Moi, je le préfère comme ça.
(rires)

– Merci beaucoup. On passe aux questions sur la Haute-Loire que tu connais bien forcément. Pareil, je te fais deux propositions, tu me dis celles que tu préfères. Artisou ou sarassou ?

– Ahhh sarassou !
– Ca ressemble un petit peu aussi au sarasson c’est ça, de Saint-Étienne.
– Et ouais. Et oui, et oui.
– Tu ferais plutôt une expo à la Chaise-Dieu, ou au Doyenné à Brioude ?
– Ah Doyenné, il paraît que c’est chouette hein. Je l’ai pas…
– T’es jamais allé ?
– J’ai pas vu, j’ai pas vu. Donc fait trop froid à la Chaise-Dieu.
– Alors, cette année, à la Chaise-Dieu, c’est Depardon, et c’est Dubuffet au Doyenné donc deux belles expos je pense. Il faut faire les deux cette année, c’est sûr.
– On ira faire les deux alors. On trouvera un peu de temps pour aller faire ça.
– Quand il fait bien chaud, tu vas à la Chaise-Dieu du coup.
– Oui voilà, on regardera la météo.
– Oh, il y a un petit plan d’eau pour te baigner en plus, donc… Le Dolaison ou la Borne ?
– Dolaison.
– Ok. Lentilles de Thiolent donc pas très loin de Vergezac forcément, ou la truite de Vourzac, pas très loin non plus.
– Alors, moi, je mange pas du tout de poisson, j’aime pas ça du tout.
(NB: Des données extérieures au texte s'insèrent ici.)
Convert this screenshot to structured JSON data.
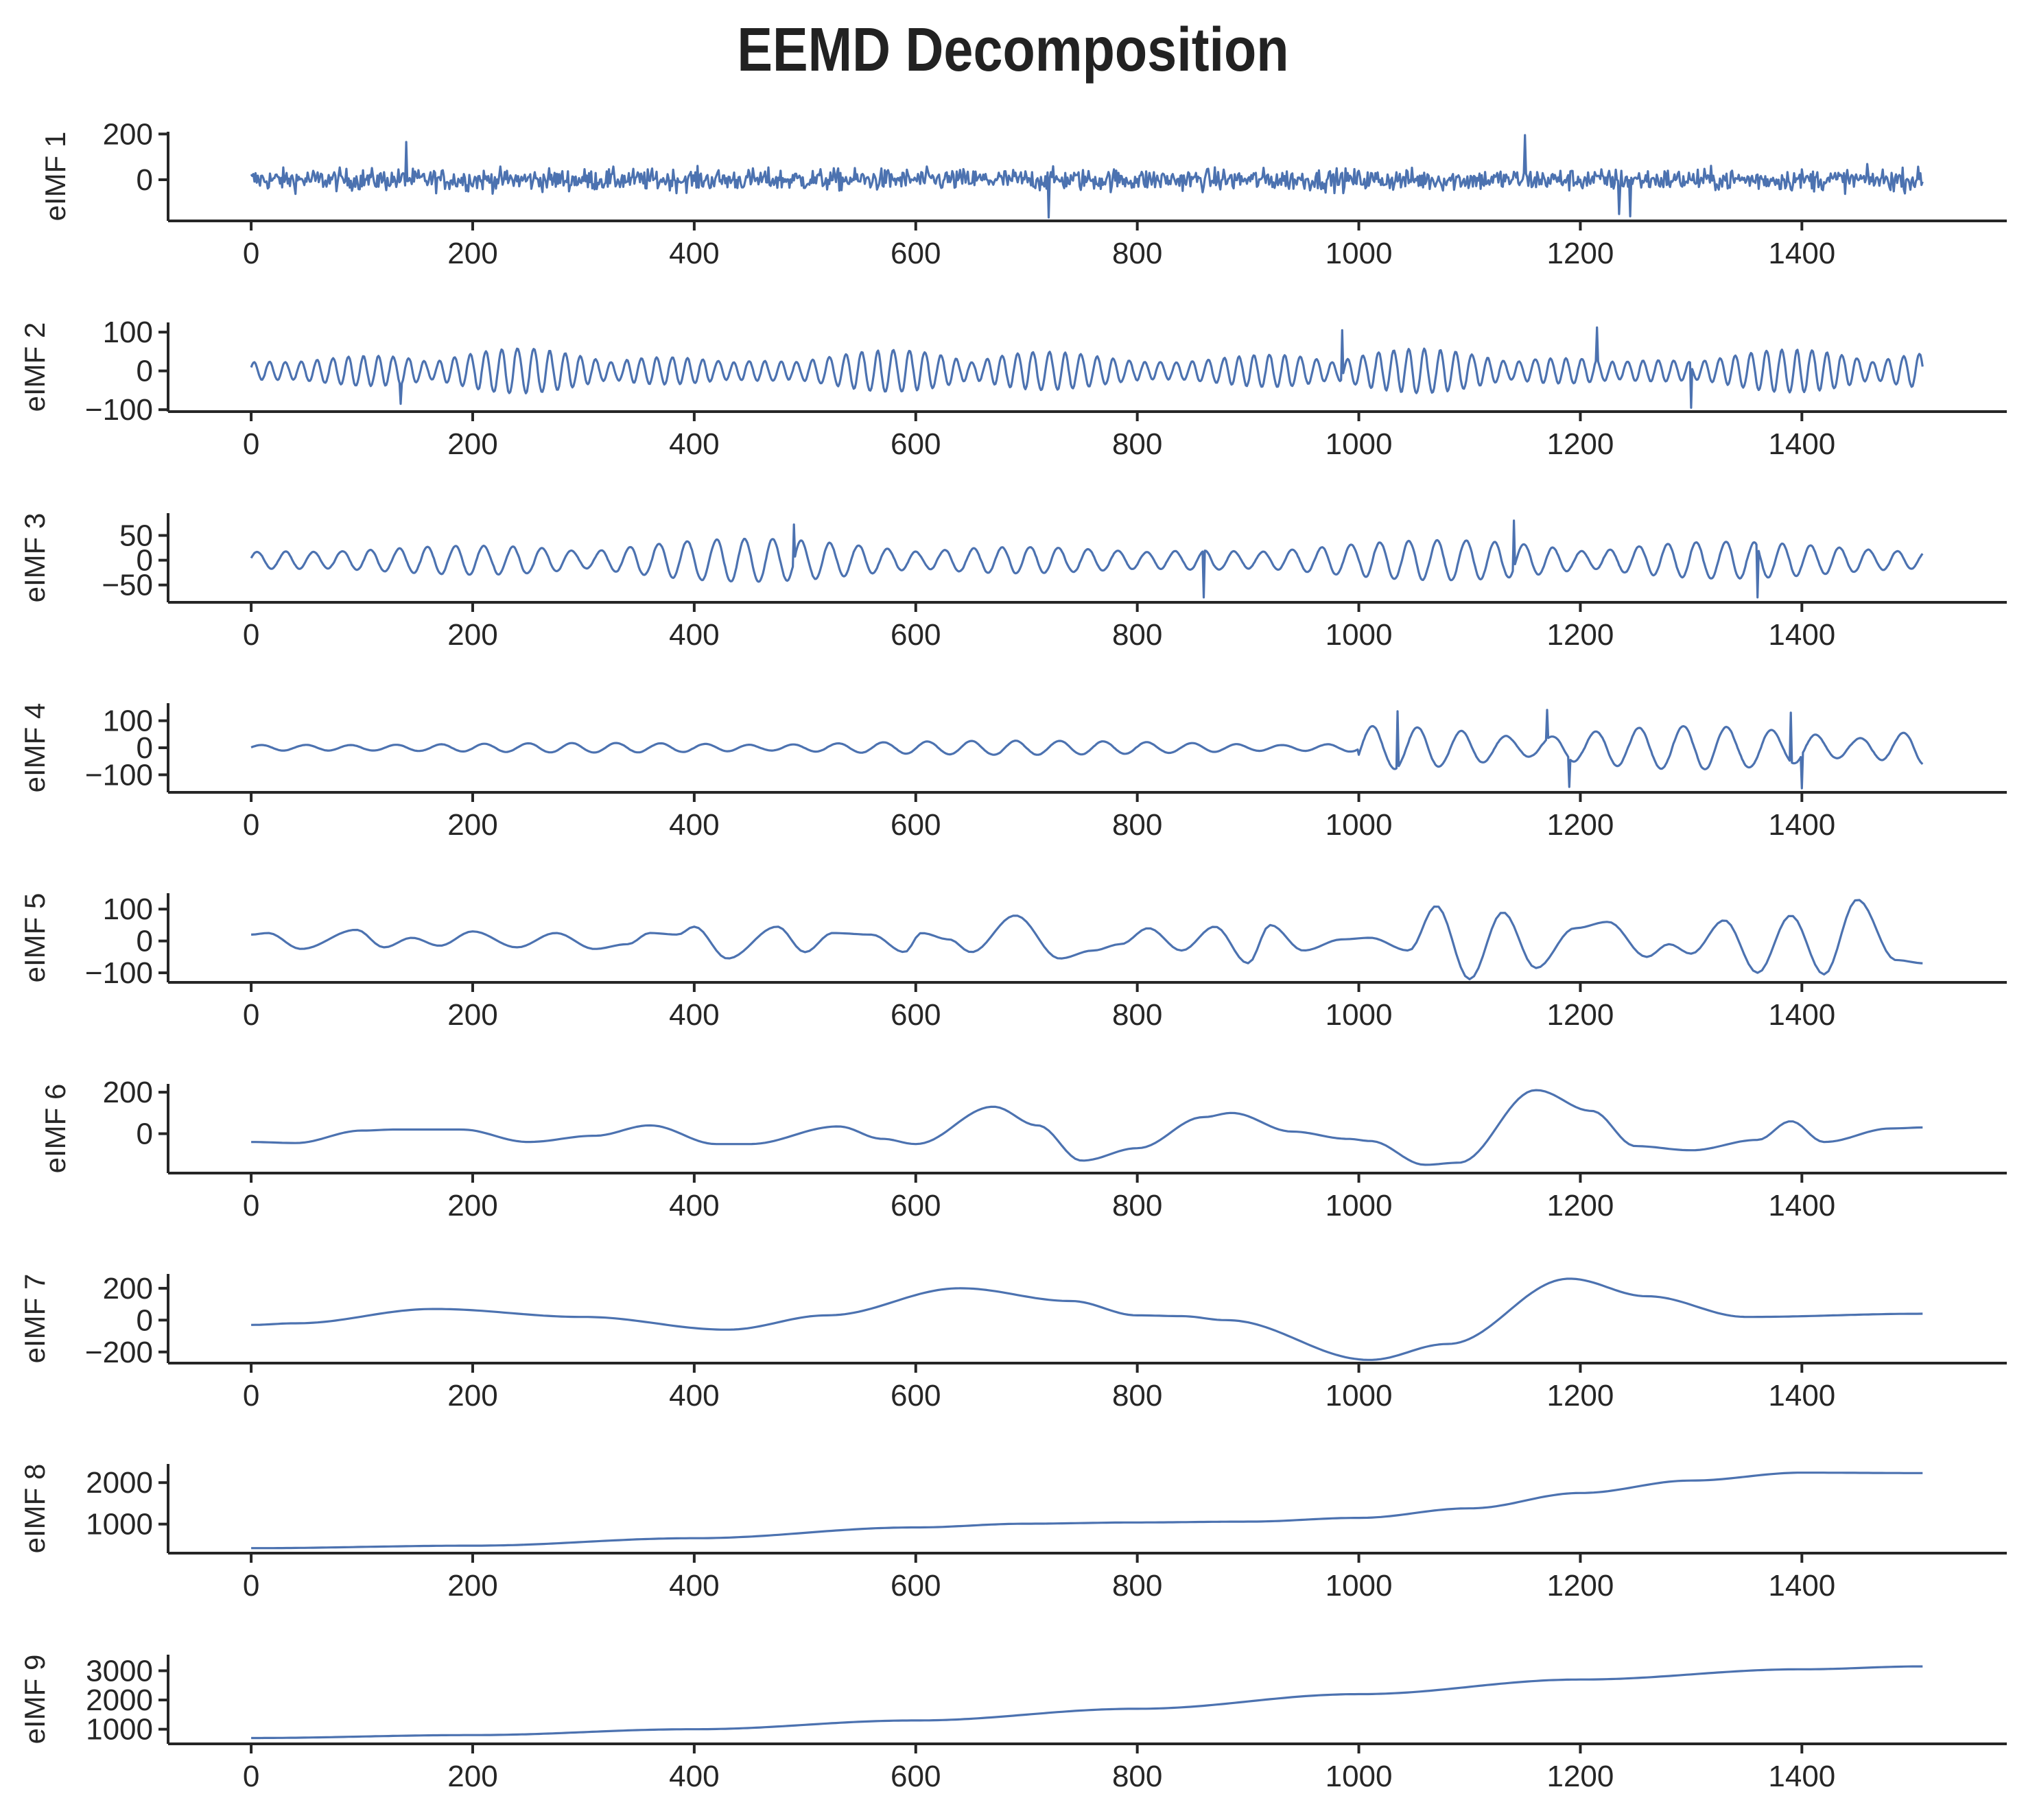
{
  "chart_data": {
    "type": "line",
    "title": "EEMD Decomposition",
    "color": "#4c72b0",
    "n_points": 1510,
    "xlim": [
      -75,
      1585
    ],
    "xticks": [
      0,
      200,
      400,
      600,
      800,
      1000,
      1200,
      1400
    ],
    "panels": [
      {
        "ylabel": "eIMF 1",
        "ylim": [
          -180,
          210
        ],
        "yticks": [
          0,
          200
        ],
        "signal": {
          "kind": "noise",
          "amp": 45,
          "spikes": [
            [
              1150,
              195
            ],
            [
              720,
              -165
            ],
            [
              140,
              165
            ],
            [
              1245,
              -160
            ],
            [
              1235,
              -150
            ]
          ]
        }
      },
      {
        "ylabel": "eIMF 2",
        "ylim": [
          -105,
          125
        ],
        "yticks": [
          -100,
          0,
          100
        ],
        "signal": {
          "kind": "osc",
          "period": 14,
          "amp": 40,
          "spikes": [
            [
              985,
              105
            ],
            [
              1215,
              112
            ],
            [
              1300,
              -95
            ],
            [
              135,
              -85
            ]
          ]
        }
      },
      {
        "ylabel": "eIMF 3",
        "ylim": [
          -85,
          95
        ],
        "yticks": [
          -50,
          0,
          50
        ],
        "signal": {
          "kind": "osc",
          "period": 26,
          "amp": 30,
          "spikes": [
            [
              490,
              72
            ],
            [
              860,
              -75
            ],
            [
              1140,
              80
            ],
            [
              1360,
              -75
            ]
          ]
        }
      },
      {
        "ylabel": "eIMF 4",
        "ylim": [
          -165,
          165
        ],
        "yticks": [
          -100,
          0,
          100
        ],
        "signal": {
          "kind": "osc",
          "period": 40,
          "amp": 18,
          "bursts": [
            [
              1000,
              1510,
              80
            ]
          ],
          "spikes": [
            [
              1035,
              135
            ],
            [
              1170,
              140
            ],
            [
              1190,
              -145
            ],
            [
              1400,
              -150
            ],
            [
              1390,
              130
            ]
          ]
        }
      },
      {
        "ylabel": "eIMF 5",
        "ylim": [
          -130,
          150
        ],
        "yticks": [
          -100,
          0,
          100
        ],
        "knots": [
          [
            0,
            20
          ],
          [
            15,
            25
          ],
          [
            45,
            -25
          ],
          [
            95,
            35
          ],
          [
            120,
            -20
          ],
          [
            145,
            10
          ],
          [
            170,
            -15
          ],
          [
            200,
            30
          ],
          [
            240,
            -20
          ],
          [
            275,
            25
          ],
          [
            310,
            -25
          ],
          [
            340,
            -10
          ],
          [
            360,
            25
          ],
          [
            385,
            20
          ],
          [
            400,
            45
          ],
          [
            430,
            -55
          ],
          [
            475,
            45
          ],
          [
            500,
            -35
          ],
          [
            525,
            25
          ],
          [
            560,
            20
          ],
          [
            590,
            -35
          ],
          [
            605,
            25
          ],
          [
            630,
            5
          ],
          [
            650,
            -35
          ],
          [
            690,
            80
          ],
          [
            730,
            -55
          ],
          [
            760,
            -30
          ],
          [
            785,
            -10
          ],
          [
            810,
            40
          ],
          [
            840,
            -30
          ],
          [
            870,
            45
          ],
          [
            900,
            -70
          ],
          [
            920,
            50
          ],
          [
            950,
            -30
          ],
          [
            985,
            5
          ],
          [
            1010,
            10
          ],
          [
            1045,
            -30
          ],
          [
            1070,
            110
          ],
          [
            1100,
            -120
          ],
          [
            1130,
            90
          ],
          [
            1160,
            -85
          ],
          [
            1195,
            40
          ],
          [
            1225,
            60
          ],
          [
            1260,
            -50
          ],
          [
            1280,
            -10
          ],
          [
            1300,
            -40
          ],
          [
            1330,
            65
          ],
          [
            1360,
            -100
          ],
          [
            1390,
            80
          ],
          [
            1420,
            -105
          ],
          [
            1450,
            130
          ],
          [
            1485,
            -60
          ],
          [
            1510,
            -70
          ]
        ]
      },
      {
        "ylabel": "eIMF 6",
        "ylim": [
          -190,
          240
        ],
        "yticks": [
          0,
          200
        ],
        "knots": [
          [
            0,
            -40
          ],
          [
            40,
            -45
          ],
          [
            100,
            15
          ],
          [
            130,
            20
          ],
          [
            190,
            20
          ],
          [
            250,
            -40
          ],
          [
            310,
            -10
          ],
          [
            360,
            40
          ],
          [
            420,
            -50
          ],
          [
            450,
            -50
          ],
          [
            530,
            35
          ],
          [
            570,
            -25
          ],
          [
            600,
            -50
          ],
          [
            670,
            130
          ],
          [
            710,
            40
          ],
          [
            750,
            -130
          ],
          [
            800,
            -70
          ],
          [
            860,
            80
          ],
          [
            885,
            100
          ],
          [
            940,
            10
          ],
          [
            990,
            -25
          ],
          [
            1010,
            -35
          ],
          [
            1060,
            -150
          ],
          [
            1090,
            -140
          ],
          [
            1160,
            210
          ],
          [
            1210,
            110
          ],
          [
            1250,
            -60
          ],
          [
            1300,
            -80
          ],
          [
            1360,
            -30
          ],
          [
            1390,
            60
          ],
          [
            1420,
            -40
          ],
          [
            1480,
            25
          ],
          [
            1510,
            30
          ]
        ]
      },
      {
        "ylabel": "eIMF 7",
        "ylim": [
          -270,
          290
        ],
        "yticks": [
          -200,
          0,
          200
        ],
        "knots": [
          [
            0,
            -30
          ],
          [
            40,
            -20
          ],
          [
            165,
            70
          ],
          [
            300,
            20
          ],
          [
            430,
            -60
          ],
          [
            520,
            30
          ],
          [
            640,
            200
          ],
          [
            740,
            120
          ],
          [
            800,
            30
          ],
          [
            840,
            25
          ],
          [
            880,
            0
          ],
          [
            1010,
            -250
          ],
          [
            1080,
            -150
          ],
          [
            1190,
            260
          ],
          [
            1260,
            150
          ],
          [
            1350,
            20
          ],
          [
            1510,
            40
          ]
        ]
      },
      {
        "ylabel": "eIMF 8",
        "ylim": [
          300,
          2450
        ],
        "yticks": [
          1000,
          2000
        ],
        "knots": [
          [
            0,
            420
          ],
          [
            200,
            480
          ],
          [
            400,
            660
          ],
          [
            600,
            920
          ],
          [
            700,
            1010
          ],
          [
            800,
            1040
          ],
          [
            900,
            1060
          ],
          [
            1000,
            1150
          ],
          [
            1100,
            1380
          ],
          [
            1200,
            1750
          ],
          [
            1300,
            2050
          ],
          [
            1400,
            2240
          ],
          [
            1510,
            2230
          ]
        ]
      },
      {
        "ylabel": "eIMF 9",
        "ylim": [
          500,
          3550
        ],
        "yticks": [
          1000,
          2000,
          3000
        ],
        "knots": [
          [
            0,
            700
          ],
          [
            200,
            800
          ],
          [
            400,
            1000
          ],
          [
            600,
            1300
          ],
          [
            800,
            1700
          ],
          [
            1000,
            2200
          ],
          [
            1200,
            2700
          ],
          [
            1400,
            3050
          ],
          [
            1510,
            3150
          ]
        ]
      }
    ]
  }
}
Donc, clairement, lentilles en plus, bon, effectivement, moi je suis, je suis en plein milieu, l’atelier est en plein milieu de la zone Aop donc lentilles, donc clairement.
– Château de Thoras qui est en Margeride ou le château de Chalencon ? Je sais celui que tu vas choisir…
– Alors château de Chalencon, parce que j’ai habité longtemps à Chalencon au pied du château, dans une petite maison juste au pied du château, qui est un chouette petit village hyper préservé où les voitures ne peuvent pas circuler, les lignes électriques enterrées…
– Le pont du Diable…
– Le pont du Diable, pont roman…
– La vallée de l’Ance.
-… le pont roman hein derrière, il est un peu moins connu que le pont du Diable, mais on peut faire un petit circuit qui est sympa, et puis il y a de chouettes baignades en bas aussi.
– Alors je fais un peu mon agence immobilière. Mais le château de Thoras est à vendre quatre cent quatre vingt quinze mille euros.
– C’est donné.
– C’est pas cher pour un château. Rien n’est à refaire, c’est en Margeride. Et voilà.
– On a un immobilier en Haute-Loire, qui est peu cher.
– Ah ben là c’est moins cher qu’au Puy. C’est sept cents euros le mètre carré. Donc, allez-y. Château de Thoras, en vente depuis début juin, je crois. Donc, tu vois, je fais un peu de la promo.
– Tu te reconvertis. Non mais voilà, il est clair que si tu entends parler de ça, ben voilà. Moi j’ai de la famille qui habite aux Deux Alpes, on est on est sur des prix au mètre carré, t’as un studio pour quatre cent et quelques mille balles.
– C’est clair.
– Donc non non c’est…
– Soit petit studio dans les Alpes soit grand château en Margeride, très beau coin en plus. Portail roman de l’Abbaye de Vorey ou la porte Saint-Georges.
– Celle qui est à Henri Vinay, elle est belle.
– Ok, dernière question cirque de Billière à Saint-Pierre-Eynac ou alors cirque de la Coste et du Nouveau Monde, c’est un cirque de basalte à Saint-Haon.
– Tu as dit à Saint-Pierre ?
– Oui, cirque de Billière, tu sais, avec la statue tout en haut.
– D’accord. Oui, ben ça c’est chouette.
– C’est une balade sympa à faire là-bas.
– C’est une jolie balade ouais. Donc j’ai la famille un peu là haut, on l’a fait plusieurs fois…
– Saint-Pierre-Eynac, ok. Si tu devais donner un nom à un couteau, un nom de la Haute-Loire, ça peut être une montagne, ça peut être autre chose. Quel nom pour un futur couteau pourrais-tu choisir ?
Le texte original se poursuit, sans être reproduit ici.